During a virtual vacuum of state resource management in South Africa in the 1990s, people looked for new ways to regulate resource exploitation in the absence of coercive governmental policies. In one of the case studies, independent, dispossessed villages outside the Dwesa-Cwebe Nature Reserve coalesced into a community called Dwesa Cwebe on the basis of their shared struggle for rights to the forest in the Reserve. However, following the success of their coordinated activism and the subsequent regularization of resource access, a new problem relating to livestock grazing rights arose. Two of the villages were not awarded much-needed land access for grazing their livestock, and therefore continued illegally utilizing the Reserve to this end. The larger community called upon the government to help enforce the regulations, but their plea for assistance went unanswered and villagers without alternatives continued illegally grazing their livestock, presenting a situation that has undermined the legitimacy of the community conservation institution.

Shortcomings of the state are also highlighted in the second case study concerning the re-establishment of access rights to a eucalyptus woodlot outside the Dwesa-Cwebe Nature Reserve. The woodlots originated as a compensatory natural resource from the state to locals who suffered eviction from and restricted access to the Nature Reserve. In the subsequent void of government management, the woodlot was succumbing to unsustainable harvest techniques and over-exploitation by outsiders. The four villages that were closest to the woodlot united through their resistance to outsiders and common experience of dispossession in order to protect the trees and promote healthy harvesting practices. Though they formed a community with vested interest in conservation and took many steps to institute management, their efforts eventually failed as the state did not furnish support for financial or enforcement needs.

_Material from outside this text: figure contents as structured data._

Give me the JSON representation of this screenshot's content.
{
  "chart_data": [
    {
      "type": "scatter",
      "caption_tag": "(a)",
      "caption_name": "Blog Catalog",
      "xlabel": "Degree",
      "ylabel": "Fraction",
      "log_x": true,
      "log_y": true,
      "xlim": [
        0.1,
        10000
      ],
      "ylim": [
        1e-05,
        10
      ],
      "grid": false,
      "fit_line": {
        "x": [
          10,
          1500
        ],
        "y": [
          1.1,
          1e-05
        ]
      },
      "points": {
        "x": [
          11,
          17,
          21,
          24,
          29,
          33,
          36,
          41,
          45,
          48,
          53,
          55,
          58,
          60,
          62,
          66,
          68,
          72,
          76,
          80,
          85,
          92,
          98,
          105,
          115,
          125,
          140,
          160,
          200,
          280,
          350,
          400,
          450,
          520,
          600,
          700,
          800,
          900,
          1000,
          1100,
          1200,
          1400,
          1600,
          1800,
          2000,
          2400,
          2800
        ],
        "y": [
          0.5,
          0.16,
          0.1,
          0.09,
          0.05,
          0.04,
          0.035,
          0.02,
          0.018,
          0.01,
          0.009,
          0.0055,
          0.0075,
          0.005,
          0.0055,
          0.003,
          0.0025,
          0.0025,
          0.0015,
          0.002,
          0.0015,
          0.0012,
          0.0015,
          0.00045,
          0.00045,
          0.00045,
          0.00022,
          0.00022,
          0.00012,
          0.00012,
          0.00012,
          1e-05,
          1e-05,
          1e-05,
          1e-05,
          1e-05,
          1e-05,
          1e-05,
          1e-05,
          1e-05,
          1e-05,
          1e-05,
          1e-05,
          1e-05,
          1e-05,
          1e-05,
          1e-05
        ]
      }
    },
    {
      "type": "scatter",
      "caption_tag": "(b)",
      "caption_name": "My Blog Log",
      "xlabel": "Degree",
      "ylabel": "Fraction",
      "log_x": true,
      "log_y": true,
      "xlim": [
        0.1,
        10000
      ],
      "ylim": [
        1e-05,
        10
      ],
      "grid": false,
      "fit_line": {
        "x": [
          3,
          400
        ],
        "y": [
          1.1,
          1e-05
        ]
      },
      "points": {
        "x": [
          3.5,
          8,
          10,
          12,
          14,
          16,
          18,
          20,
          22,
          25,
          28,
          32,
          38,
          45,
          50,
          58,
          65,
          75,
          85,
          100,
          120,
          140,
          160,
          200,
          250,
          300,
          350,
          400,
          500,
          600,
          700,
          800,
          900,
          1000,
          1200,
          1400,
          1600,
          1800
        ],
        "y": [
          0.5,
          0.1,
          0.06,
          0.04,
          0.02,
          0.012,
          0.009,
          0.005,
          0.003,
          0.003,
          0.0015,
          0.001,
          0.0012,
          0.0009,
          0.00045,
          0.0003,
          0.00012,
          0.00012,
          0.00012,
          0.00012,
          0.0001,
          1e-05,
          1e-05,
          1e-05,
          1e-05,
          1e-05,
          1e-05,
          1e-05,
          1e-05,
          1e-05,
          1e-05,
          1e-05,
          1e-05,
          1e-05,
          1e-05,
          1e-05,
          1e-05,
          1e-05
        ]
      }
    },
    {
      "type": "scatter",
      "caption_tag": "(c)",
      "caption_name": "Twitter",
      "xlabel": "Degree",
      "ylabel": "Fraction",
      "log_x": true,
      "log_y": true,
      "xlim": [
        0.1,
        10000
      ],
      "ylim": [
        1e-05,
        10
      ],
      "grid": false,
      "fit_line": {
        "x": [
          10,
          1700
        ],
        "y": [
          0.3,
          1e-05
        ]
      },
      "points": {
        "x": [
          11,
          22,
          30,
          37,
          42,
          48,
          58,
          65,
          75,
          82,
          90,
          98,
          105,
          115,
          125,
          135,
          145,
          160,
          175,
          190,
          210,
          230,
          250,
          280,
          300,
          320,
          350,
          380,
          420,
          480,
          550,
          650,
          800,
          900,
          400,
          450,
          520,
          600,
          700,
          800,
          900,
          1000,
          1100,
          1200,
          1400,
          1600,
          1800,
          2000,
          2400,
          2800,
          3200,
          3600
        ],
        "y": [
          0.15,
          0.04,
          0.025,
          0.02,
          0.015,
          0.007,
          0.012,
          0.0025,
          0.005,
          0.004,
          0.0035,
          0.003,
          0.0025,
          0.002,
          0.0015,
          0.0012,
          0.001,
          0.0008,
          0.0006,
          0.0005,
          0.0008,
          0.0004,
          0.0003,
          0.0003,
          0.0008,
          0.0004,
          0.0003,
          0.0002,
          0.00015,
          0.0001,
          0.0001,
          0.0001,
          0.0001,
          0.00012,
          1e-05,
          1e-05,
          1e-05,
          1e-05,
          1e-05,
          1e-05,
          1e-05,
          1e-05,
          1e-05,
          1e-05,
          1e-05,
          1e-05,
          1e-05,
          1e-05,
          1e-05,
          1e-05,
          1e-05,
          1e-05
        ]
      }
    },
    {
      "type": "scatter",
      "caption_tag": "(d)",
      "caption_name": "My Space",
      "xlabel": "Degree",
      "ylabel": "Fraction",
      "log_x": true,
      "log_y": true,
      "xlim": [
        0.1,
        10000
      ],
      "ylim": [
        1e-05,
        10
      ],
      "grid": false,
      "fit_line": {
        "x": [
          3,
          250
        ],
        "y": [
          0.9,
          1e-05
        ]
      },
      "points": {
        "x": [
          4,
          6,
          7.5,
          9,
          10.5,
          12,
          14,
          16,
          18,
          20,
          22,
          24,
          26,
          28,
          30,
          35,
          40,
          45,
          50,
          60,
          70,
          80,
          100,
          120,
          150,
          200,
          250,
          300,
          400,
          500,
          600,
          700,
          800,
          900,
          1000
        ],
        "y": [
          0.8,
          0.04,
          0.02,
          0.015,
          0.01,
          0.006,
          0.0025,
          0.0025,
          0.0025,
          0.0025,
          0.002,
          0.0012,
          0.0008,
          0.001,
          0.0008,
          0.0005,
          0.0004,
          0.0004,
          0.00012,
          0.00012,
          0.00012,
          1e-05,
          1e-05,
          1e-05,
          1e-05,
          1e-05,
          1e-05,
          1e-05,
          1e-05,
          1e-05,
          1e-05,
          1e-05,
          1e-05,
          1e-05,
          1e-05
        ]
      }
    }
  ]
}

The author notes that while these newly federated groups of people succeed in their formation of community structures to govern resources, the relevant problem becomes one of financing and enforcing the new regulations and spatial boundaries they stipulated for resource management. Fay suggests that in order to provide critical support for emergent grassroots resource management efforts, research must be expanded to adopt a sharper focus on such cases where communities initiate CBNRM of their own accord.